Özgürlük Üzerine: Rousseau mu, Nietzsche mi?

İnsanlık tarihi boyunca özgürlük kavramı, felsefenin en tartışmalı ve en derin konularından biri olmuştur. Her dönemde insanlar özgürlüğü farklı biçimlerde anlamış, kimileri onu bir hak, kimileri ise bir sorumluluk olarak görmüştür. Bu tartışmanın merkezinde yer alan iki önemli filozof olan Jean-Jacques Rousseau ve  Nietzsche, özgürlüğü farklı bakış açılarından ele almışlardır. Rousseau, “İnsan özgür doğar ama her yerde zincire vurulmuştur.” diyerek insanın doğuştan özgür olduğunu, ancak toplum tarafından kısıtlandığını savunur. Nietzsche ise “Özgürlük, insanın kendine karşı sorumluluk alabilmesidir.” sözüyle özgürlüğü bireyin iç dünyasında, kendi iradesiyle ilişkilendirir. Her iki düşünce de özgürlüğün özünü sorgular, fakat farklı yönleri vurgular.

Rousseau’ya göre insan doğası gereği özgür, saf ve iyidir. Ancak toplum, yasalar ve gelenekler  bireyi kalıplara sokar. Bu süreçte insan kendi doğallığını kaybeder ve yapay bir varlığa dönüşür. Rousseau’nun zincir benzetmesi, işte bu toplumsal baskıların sembolüdür. Bu yüzden insan, kendi iradesini değil, toplumun iradesini yaşar.  Rousseau, özgürlüğü bireysel bir başkaldırı değil, toplumsal bir uzlaşma olarak görür. Bu düşünce, özellikle modern demokrasilerin temellerinde yankı bulmuştur.

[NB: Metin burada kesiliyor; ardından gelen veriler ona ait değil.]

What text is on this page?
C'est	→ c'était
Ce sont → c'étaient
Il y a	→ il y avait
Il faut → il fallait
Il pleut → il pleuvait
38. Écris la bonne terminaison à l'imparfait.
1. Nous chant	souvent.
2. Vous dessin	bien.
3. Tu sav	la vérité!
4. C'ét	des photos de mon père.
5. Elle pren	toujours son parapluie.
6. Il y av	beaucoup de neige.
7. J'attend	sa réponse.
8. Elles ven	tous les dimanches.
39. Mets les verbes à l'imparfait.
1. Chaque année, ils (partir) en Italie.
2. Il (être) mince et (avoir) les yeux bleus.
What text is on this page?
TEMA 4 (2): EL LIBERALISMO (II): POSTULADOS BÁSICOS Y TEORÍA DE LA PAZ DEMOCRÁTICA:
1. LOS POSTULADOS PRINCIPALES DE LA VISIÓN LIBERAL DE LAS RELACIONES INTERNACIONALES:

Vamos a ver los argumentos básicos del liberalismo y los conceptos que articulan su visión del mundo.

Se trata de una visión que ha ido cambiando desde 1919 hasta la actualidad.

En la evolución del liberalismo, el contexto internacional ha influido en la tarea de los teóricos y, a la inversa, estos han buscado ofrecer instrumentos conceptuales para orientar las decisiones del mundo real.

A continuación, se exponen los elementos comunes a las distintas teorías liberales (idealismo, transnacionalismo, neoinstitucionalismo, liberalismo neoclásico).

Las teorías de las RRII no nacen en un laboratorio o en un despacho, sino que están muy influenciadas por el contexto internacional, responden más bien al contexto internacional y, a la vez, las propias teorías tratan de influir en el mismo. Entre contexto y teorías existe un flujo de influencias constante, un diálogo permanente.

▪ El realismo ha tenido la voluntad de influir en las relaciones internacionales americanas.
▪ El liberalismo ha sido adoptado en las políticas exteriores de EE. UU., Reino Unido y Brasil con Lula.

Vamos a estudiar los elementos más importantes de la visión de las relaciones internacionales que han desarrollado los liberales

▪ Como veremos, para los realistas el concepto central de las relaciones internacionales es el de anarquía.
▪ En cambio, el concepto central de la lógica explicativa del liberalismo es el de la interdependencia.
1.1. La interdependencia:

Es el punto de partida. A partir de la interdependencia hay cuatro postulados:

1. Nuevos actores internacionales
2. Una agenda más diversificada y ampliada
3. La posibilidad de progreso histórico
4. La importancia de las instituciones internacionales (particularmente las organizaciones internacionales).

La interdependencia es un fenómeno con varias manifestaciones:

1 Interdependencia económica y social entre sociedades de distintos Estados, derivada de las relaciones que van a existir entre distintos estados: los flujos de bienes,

Nietzsche ise özgürlüğü çok daha kişisel ve içsel bir biçimde ele alır. Ona göre insanın en büyük zinciri toplum değil, kendi korkuları, alışkanlıkları ve zayıflıklarıdır. İnsan, çoğu zaman “sürü ahlakı”na teslim olur; başkalarının doğrularını sorgulamadan benimser. Nietzsche’nin özgürlük anlayışı, bu sürüden ayrılabilme cesaretidir. Gerçek özgürlük, bireyin kendi değerlerini yaratabilmesi, kendi yaşamının anlamını kendisinin belirleyebilmesidir. . Nietzsche’ye göre özgür insan, başkalarının değil, yalnızca kendi vicdanının rehberliğinde yaşar.

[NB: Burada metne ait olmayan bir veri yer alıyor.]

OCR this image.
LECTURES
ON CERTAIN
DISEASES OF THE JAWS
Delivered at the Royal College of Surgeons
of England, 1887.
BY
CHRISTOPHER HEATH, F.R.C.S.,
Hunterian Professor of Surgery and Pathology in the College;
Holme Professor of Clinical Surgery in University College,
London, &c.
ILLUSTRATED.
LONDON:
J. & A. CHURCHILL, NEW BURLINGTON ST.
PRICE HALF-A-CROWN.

Bu noktada iki filozofun özgürlük anlayışlarını karşılaştırdığımızda temel fark netleşir: Rousseau, özgürlüğü toplumla uyum içinde ararken, Nietzsche onu toplumdan koparak bulur. Rousseau’ya göre insanı zincirleyen şey dış dünyadır; Nietzsche’ye göre ise insanın kendi içindeki korku ve itaat eğilimidir. Bugünün dünyasına baktığımızda, Nietzsche’nin yaklaşımı daha günceldir. Modern insan artık fiziki zincirlerle değil, psikolojik ve kültürel zincirlerle kuşatılmıştır. Sosyal medyada onay alma isteği, tüketim kültürünün baskısı, sürekli “başarılı” olma zorunluluğu insanı kendi öz benliğinden uzaklaştırır. Böyle bir ortamda özgürlük, dışsal kuralları yıkmaktan çok, içsel cesareti bulmakla ilgilidir. Bu nedenle Nietzsche’nin “kendine karşı sorumluluk alma” vurgusu, çağımızın en büyük ihtiyacını anlatır.Yine de Rousseau’nun düşüncelerini bütünüyle reddetmek doğru olmaz. Çünkü birey, toplumdan tamamen bağımsız yaşayamaz. İnsan, doğası gereği sosyal bir varlıktır ve ortak yaşamın düzeni, bir ölçüde özgürlüğün sınırlarını belirler. Ancak bu sınırlar, bireyin kendi bilinciyle anlam kazandığında adil olur.

Sonuç olarak, özgürlük ne yalnızca Rousseau’nun dediği gibi toplumsal zincirlerin kırılmasıdır, ne de yalnızca Nietzsche’nin söylediği gibi bireysel cesaretin göstergesidir. Gerçek özgürlük, bu iki anlayışın dengelenmesindedir: İnsan hem toplumun adaletli düzeni içinde var olmalı hem de kendi iç dünyasında özgün ve sorumlu kalabilmelidir.